Not all APIs need strong consistency.

But some absolutely do.

  • Payments, orders → must be ACID
  • Notifications, analytics → eventual consistency is fine

Choosing eventual consistency for critical paths leads to subtle bugs like:

  • double payments
  • overselling inventory

This is not theoretical—it happens in production systems all the time.


3. Latency expectations

API users feel latency instantly.

You need to know:

  • acceptable p95 latency (e.g., 50ms vs 5ms)
  • whether caching is part of your design

Ultra-low latency systems often rely on:

  • in-memory stores (Redis)
  • precomputed data
  • denormalized structures

4. Schema evolution

APIs evolve fast.

If your database makes schema changes painful:

  • deployments slow down
  • migrations become risky
  • teams avoid necessary changes

Modern systems prioritize online schema evolution to avoid downtime


5. Scaling model

You need to decide early:

  • Vertical scaling (bigger machines)
  • Horizontal scaling (distributed systems)

Relational DBs:

  • simpler
  • harder to scale horizontally

Distributed DBs:

  • scalable
  • operationally complex

A practical decision framework

Here’s how to think about how to choose a database for API backends.
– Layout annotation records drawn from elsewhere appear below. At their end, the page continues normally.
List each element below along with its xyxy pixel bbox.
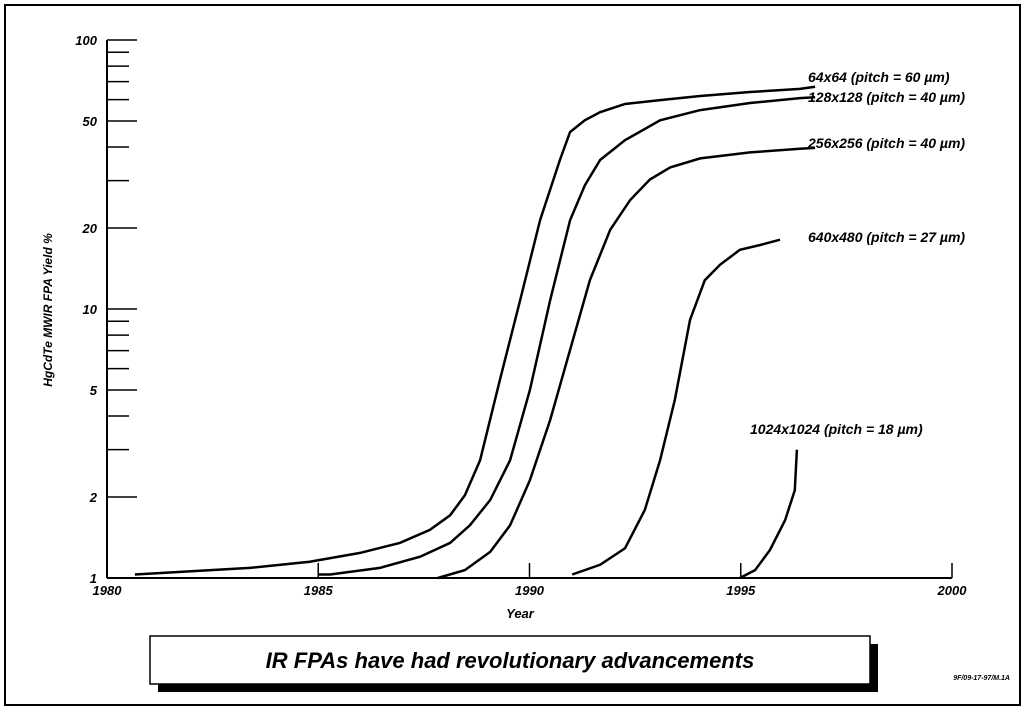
x-tick-label: 1980 (93, 583, 123, 598)
series-line (571, 238, 781, 576)
x-axis-label: Year (506, 606, 535, 621)
x-tick-label: 1990 (515, 583, 545, 598)
footnote: 9F/09-17-97/M.1A (953, 675, 1010, 682)
x-tick-label: 1995 (726, 583, 756, 598)
y-tick-label: 2 (89, 490, 98, 505)
series-line (134, 85, 816, 576)
y-tick-label: 20 (82, 221, 98, 236)
series-line (437, 146, 816, 580)
frame (4, 4, 1021, 706)
series-label: 128x128 (pitch = 40 µm) (808, 89, 965, 105)
y-tick-label: 100 (75, 33, 97, 48)
series-label: 64x64 (pitch = 60 µm) (808, 69, 950, 85)
y-tick-label: 5 (90, 383, 98, 398)
series-line (739, 449, 799, 580)
y-tick-label: 50 (83, 114, 98, 129)
x-tick-label: 2000 (937, 583, 968, 598)
y-tick-label: 10 (83, 302, 98, 317)
y-axis-label: HgCdTe MWIR FPA Yield % (41, 233, 55, 387)
series-label: 1024x1024 (pitch = 18 µm) (750, 421, 923, 437)
series-label: 256x256 (pitch = 40 µm) (807, 135, 965, 151)
series-label: 640x480 (pitch = 27 µm) (808, 229, 965, 245)
banner-text: IR FPAs have had revolutionary advanceme… (266, 648, 755, 673)
y-tick-label: 1 (90, 571, 97, 586)
banner-box (149, 635, 871, 685)
x-tick-label: 1985 (304, 583, 334, 598)
series-line (317, 95, 816, 576)
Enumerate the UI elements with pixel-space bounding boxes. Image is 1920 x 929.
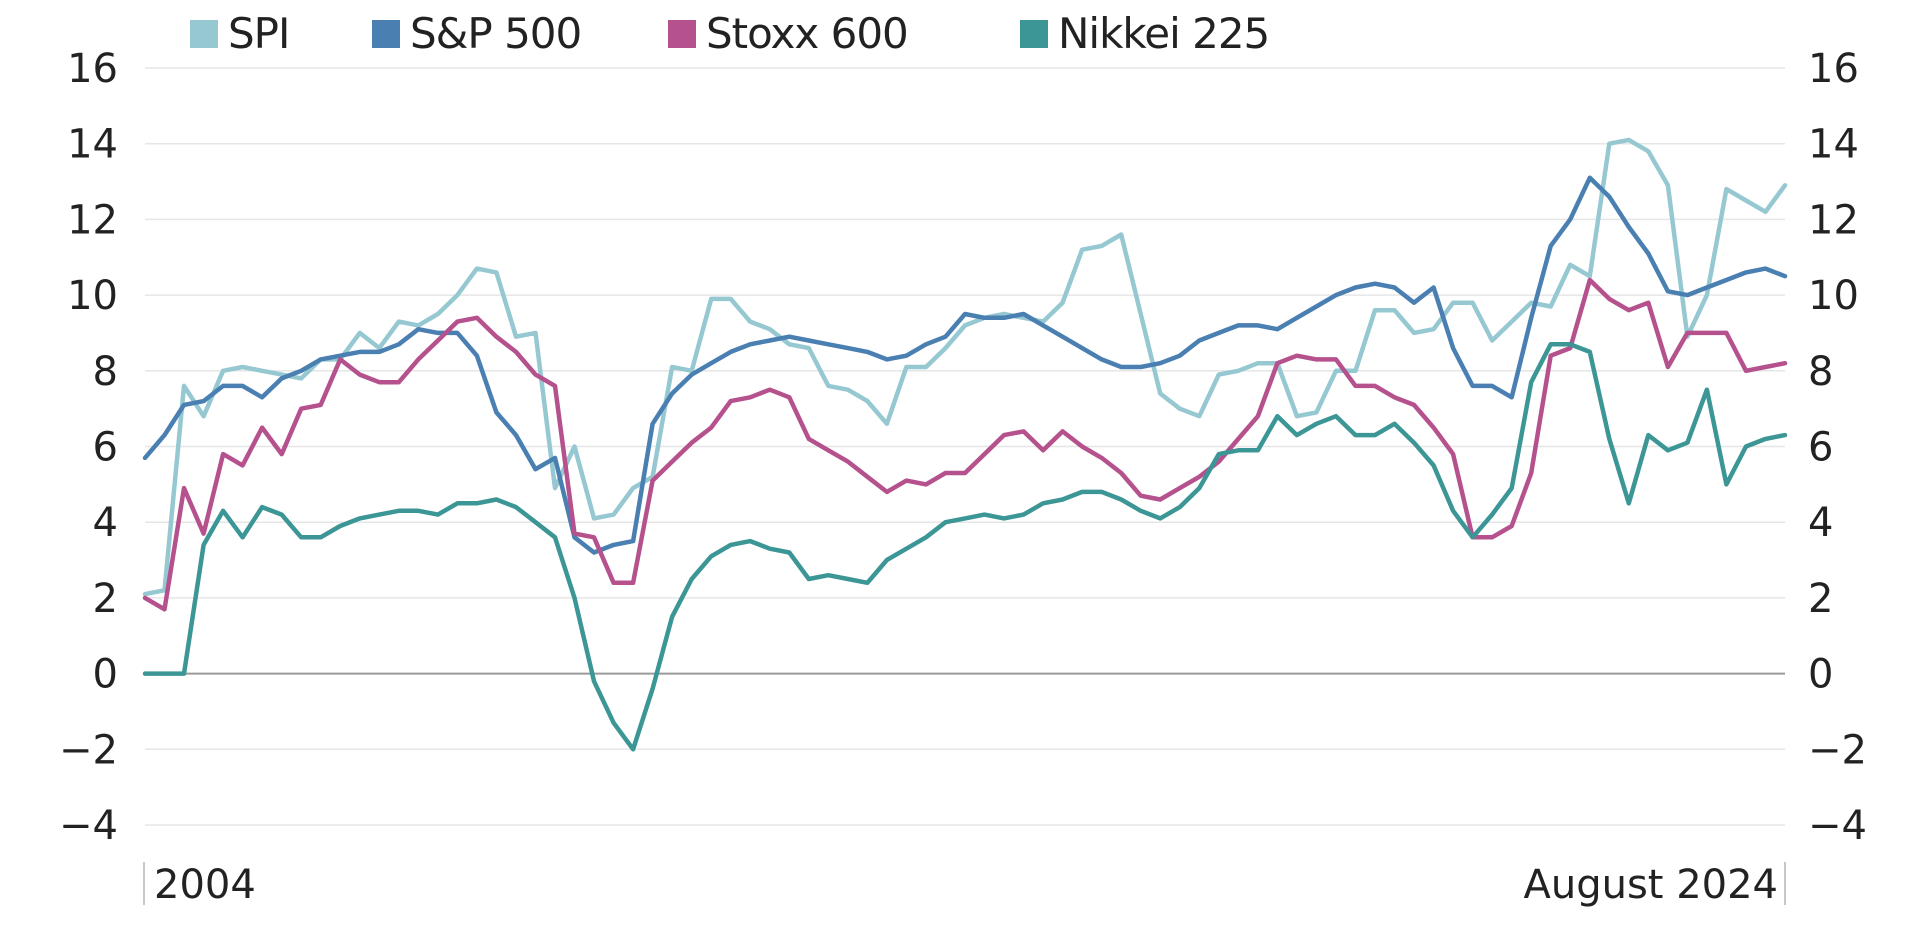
legend-swatch-stoxx600 [668, 20, 696, 48]
x-tick-label-start: 2004 [154, 862, 256, 908]
y-tick-label-right: 6 [1808, 425, 1833, 471]
legend-label-sp500: S&P 500 [410, 9, 582, 58]
y-tick-label-right: 12 [1808, 197, 1859, 243]
y-tick-label-left: 16 [67, 46, 118, 92]
y-tick-label-right: 14 [1808, 122, 1859, 168]
y-tick-label-left: −2 [59, 727, 118, 773]
series-line-s-p-500 [142, 175, 1788, 555]
y-tick-label-left: 10 [67, 273, 118, 319]
legend: SPI S&P 500 Stoxx 600 Nikkei 225 [0, 4, 1920, 64]
x-tick-label-end: August 2024 [1524, 862, 1779, 908]
legend-label-nikkei225: Nikkei 225 [1058, 9, 1270, 58]
legend-swatch-spi [190, 20, 218, 48]
series-line-spi [142, 137, 1788, 597]
y-tick-label-left: −4 [59, 803, 118, 849]
y-tick-label-right: 2 [1808, 576, 1833, 622]
legend-label-spi: SPI [228, 9, 290, 58]
y-tick-label-left: 0 [93, 652, 118, 698]
y-tick-label-left: 2 [93, 576, 118, 622]
legend-item-stoxx600[interactable]: Stoxx 600 [668, 4, 909, 64]
legend-item-nikkei225[interactable]: Nikkei 225 [1020, 4, 1270, 64]
legend-item-spi[interactable]: SPI [190, 4, 290, 64]
y-tick-label-left: 8 [93, 349, 118, 395]
y-tick-label-right: 10 [1808, 273, 1859, 319]
legend-swatch-sp500 [372, 20, 400, 48]
y-tick-label-left: 14 [67, 122, 118, 168]
legend-item-sp500[interactable]: S&P 500 [372, 4, 582, 64]
legend-swatch-nikkei225 [1020, 20, 1048, 48]
series-line-stoxx-600 [142, 277, 1788, 612]
y-tick-label-right: 8 [1808, 349, 1833, 395]
y-tick-label-right: 16 [1808, 46, 1859, 92]
y-tick-label-left: 12 [67, 197, 118, 243]
y-tick-label-right: −2 [1808, 727, 1867, 773]
series-line-nikkei-225 [142, 342, 1788, 752]
y-tick-label-right: 0 [1808, 652, 1833, 698]
y-tick-label-left: 6 [93, 425, 118, 471]
y-tick-label-left: 4 [93, 500, 118, 546]
legend-label-stoxx600: Stoxx 600 [706, 9, 909, 58]
y-tick-label-right: 4 [1808, 500, 1833, 546]
y-tick-label-right: −4 [1808, 803, 1867, 849]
Step 1: Start with correctness

If your API involves:

  • money
  • inventory
  • user state

→ Start with a relational database (PostgreSQL, MySQL)

Do not optimize this away early.


Step 2: Identify read/write patterns

  • Read-heavy → add caching (Redis)
  • Write-heavy → consider log-structured systems (e.g., DynamoDB, Cassandra)

Step 3: Look at query complexity

  • Complex joins → relational DB
  • Simple key lookups → key-value store
  • Flexible documents → document DB

Step 4: Evaluate scaling needs

  • Single-region, moderate scale → PostgreSQL is enough
  • Multi-region, high scale → distributed DB (CockroachDB, DynamoDB)

Step 5: Add specialized layers (don’t overload one DB)

Avoid forcing one database to do everything.

Instead:

  • Primary DB → source of truth
  • Cache → Redis
  • Search → Elasticsearch
  • Analytics → warehouse

How workload changes the decision

1. CRUD-heavy backend (typical SaaS API)

  • Strong consistency required
  • Moderate traffic

Best fit:

  • PostgreSQL + Redis

2. High-scale API (millions of users)

  • High read/write throughput
  • Global distribution

Best fit:

  • DynamoDB / Cassandra + caching

3. Flexible schema API (rapid iteration)

  • Frequent schema changes
  • JSON-heavy payloads

Best fit:

  • MongoDB (with caution on query patterns)

4. Low-latency API (real-time systems)

  • Sub-10ms responses
  • heavy caching

Best fit:

  • Redis (as primary or secondary)

Common mistakes engineers make

1. Choosing based on trends

“Everyone is using X” is not a strategy.

Your workload is unique.


2. Over-optimizing too early

You don’t need DynamoDB for 10k users.

Start simple. Scale when needed.


3. Ignoring operational complexity

Distributed systems introduce:

  • debugging difficulty
  • consistency issues
  • higher cognitive load

4. Using one database for everything

This leads to:

  • poor performance
  • awkward queries
  • scaling bottlenecks

5. Misunderstanding consistency

Eventual consistency is fine—until it’s not.

Be explicit about where you allow it.


Practical mental model

Think of your API backend database as:

A system that trades correctness, latency, flexibility, and cost

You cannot maximize all four.

So ask:

  • What breaks if I sacrifice consistency?
  • What happens if latency doubles?
  • How often does schema change?

Your answers will guide the decision.


Final takeaway

If you’re building an API backend:

  • Start with PostgreSQL + Redis
  • Add complexity only when your workload proves you need it
  • Optimize for your actual bottlenecks, not hypothetical ones

If you want a structured way to evaluate these trade-offs, you can use tools like https://whatdbshouldiuse.com to map your workload to the right database choices without guesswork.

Because database selection isn’t about picking the “best” system.

It’s about picking the one that fails in the way you can tolerate.